It's complicated. That was an appropriate reaction from a local resident I asked about open enrollment. It is clear that the current way of funding education is unfair - students in wealthier districts have advantages that students in less wealthy ones don't.
But is allowing students to go to any district their parents choose the correction that's needed? Districts are raising valid concerns.

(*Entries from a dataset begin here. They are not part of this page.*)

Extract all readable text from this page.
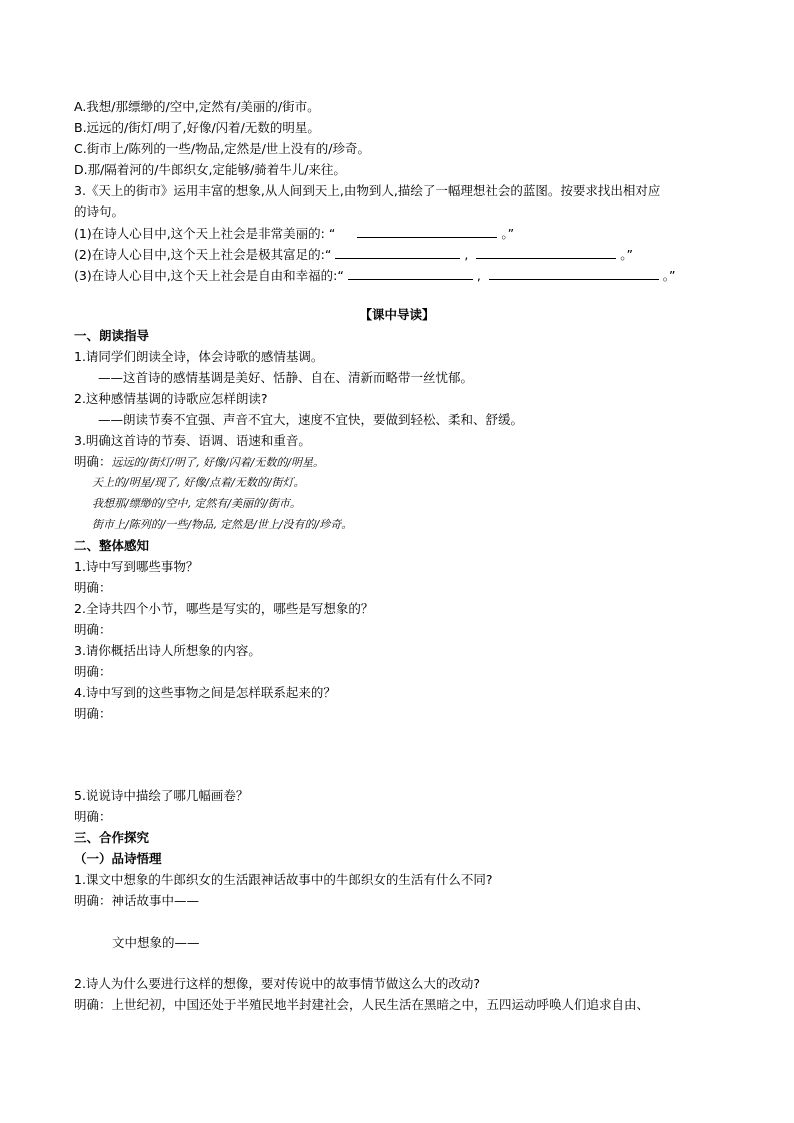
A.我想/那缥缈的/空中,定然有/美丽的/街市。
B.远远的/街灯/明了,好像/闪着/无数的明星。
C.街市上/陈列的一些/物品,定然是/世上没有的/珍奇。
D.那/隔着河的/牛郎织女,定能够/骑着牛儿/来往。
3.《天上的街市》运用丰富的想象,从人间到天上,由物到人,描绘了一幅理想社会的蓝图。按要求找出相对应
的诗句。
(1)在诗人心目中,这个天上社会是非常美丽的: “	。”
(2)在诗人心目中,这个天上社会是极其富足的:“	,	。”
(3)在诗人心目中,这个天上社会是自由和幸福的:“	,	。”
【课中导读】
一、朗读指导
1.请同学们朗读全诗，体会诗歌的感情基调。
——这首诗的感情基调是美好、恬静、自在、清新而略带一丝忧郁。
2.这种感情基调的诗歌应怎样朗读?
——朗读节奏不宜强、声音不宜大，速度不宜快，要做到轻松、柔和、舒缓。
3.明确这首诗的节奏、语调、语速和重音。
明确：远远的/街灯/明了, 好像/闪着/无数的/明星。
天上的/明星/现了, 好像/点着/无数的/街灯。
我想那/缥缈的/空中, 定然有/美丽的/街市。
街市上/陈列的/一些/物品, 定然是/世上/没有的/珍奇。
二、整体感知
1.诗中写到哪些事物？
明确：
2.全诗共四个小节，哪些是写实的，哪些是写想象的？
明确：
3.请你概括出诗人所想象的内容。
明确：
4.诗中写到的这些事物之间是怎样联系起来的？
明确：
5.说说诗中描绘了哪几幅画卷？
明确：
三、合作探究
（一）品诗悟理
1.课文中想象的牛郎织女的生活跟神话故事中的牛郎织女的生活有什么不同?
明确：神话故事中——
文中想象的——
2.诗人为什么要进行这样的想像，要对传说中的故事情节做这么大的改动?
明确：上世纪初，中国还处于半殖民地半封建社会，人民生活在黑暗之中，五四运动呼唤人们追求自由、
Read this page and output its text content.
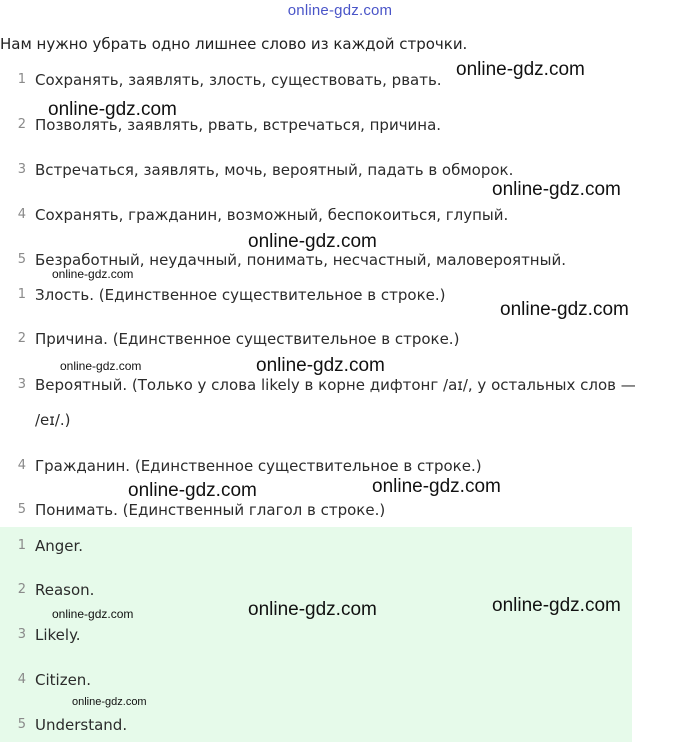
online-gdz.com
Нам нужно убрать одно лишнее слово из каждой строчки.
1 Сохранять, заявлять, злость, существовать, рвать.
2 Позволять, заявлять, рвать, встречаться, причина.
3 Встречаться, заявлять, мочь, вероятный, падать в обморок.
4 Сохранять, гражданин, возможный, беспокоиться, глупый.
5 Безработный, неудачный, понимать, несчастный, маловероятный.
1 Злость. (Единственное существительное в строке.)
2 Причина. (Единственное существительное в строке.)
3 Вероятный. (Только у слова likely в корне дифтонг /aɪ/, у остальных слов —
/eɪ/.)
4 Гражданин. (Единственное существительное в строке.)
5 Понимать. (Единственный глагол в строке.)
1 Anger.
2 Reason.
3 Likely.
4 Citizen.
5 Understand.
online-gdz.com
online-gdz.com
online-gdz.com
online-gdz.com
online-gdz.com
online-gdz.com
online-gdz.com	online-gdz.com
online-gdz.com	online-gdz.com
online-gdz.com	online-gdz.com
online-gdz.com
online-gdz.com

The proposed legislation which was pre-filed before tomorrow's opening in Jefferson City isn't in its final form, but at least one Senator who attended public hearings on the issue heard concerns from rural/urban/large/small districts. Districts have their concerns about funding, transportation, athletics, staffing, etc. with a fluctuating population, but there's something for all property owners to consider, too. It's kind of a snake chasing its tail problem. Property values are based in large part on the school district, so if the district is a good one, like Clayton, property values are high. High property values can result in more tax revenue and continued high funding for the good districts. The poorer districts retain lower property values and consequently lower tax revenue for schools. An oversimplification, maybe, but an illustration nonetheless. It is complicated.
By the way, I chose Clayton because its a great district not to far from ones with less opportunities. Clayton may have concerns about open enrollment but it is not an elitist concern. They opted to stay in the deseg program when other districts, like Ladue, opted out. More than a third of its student body does not live in the Clayton 63105 zip.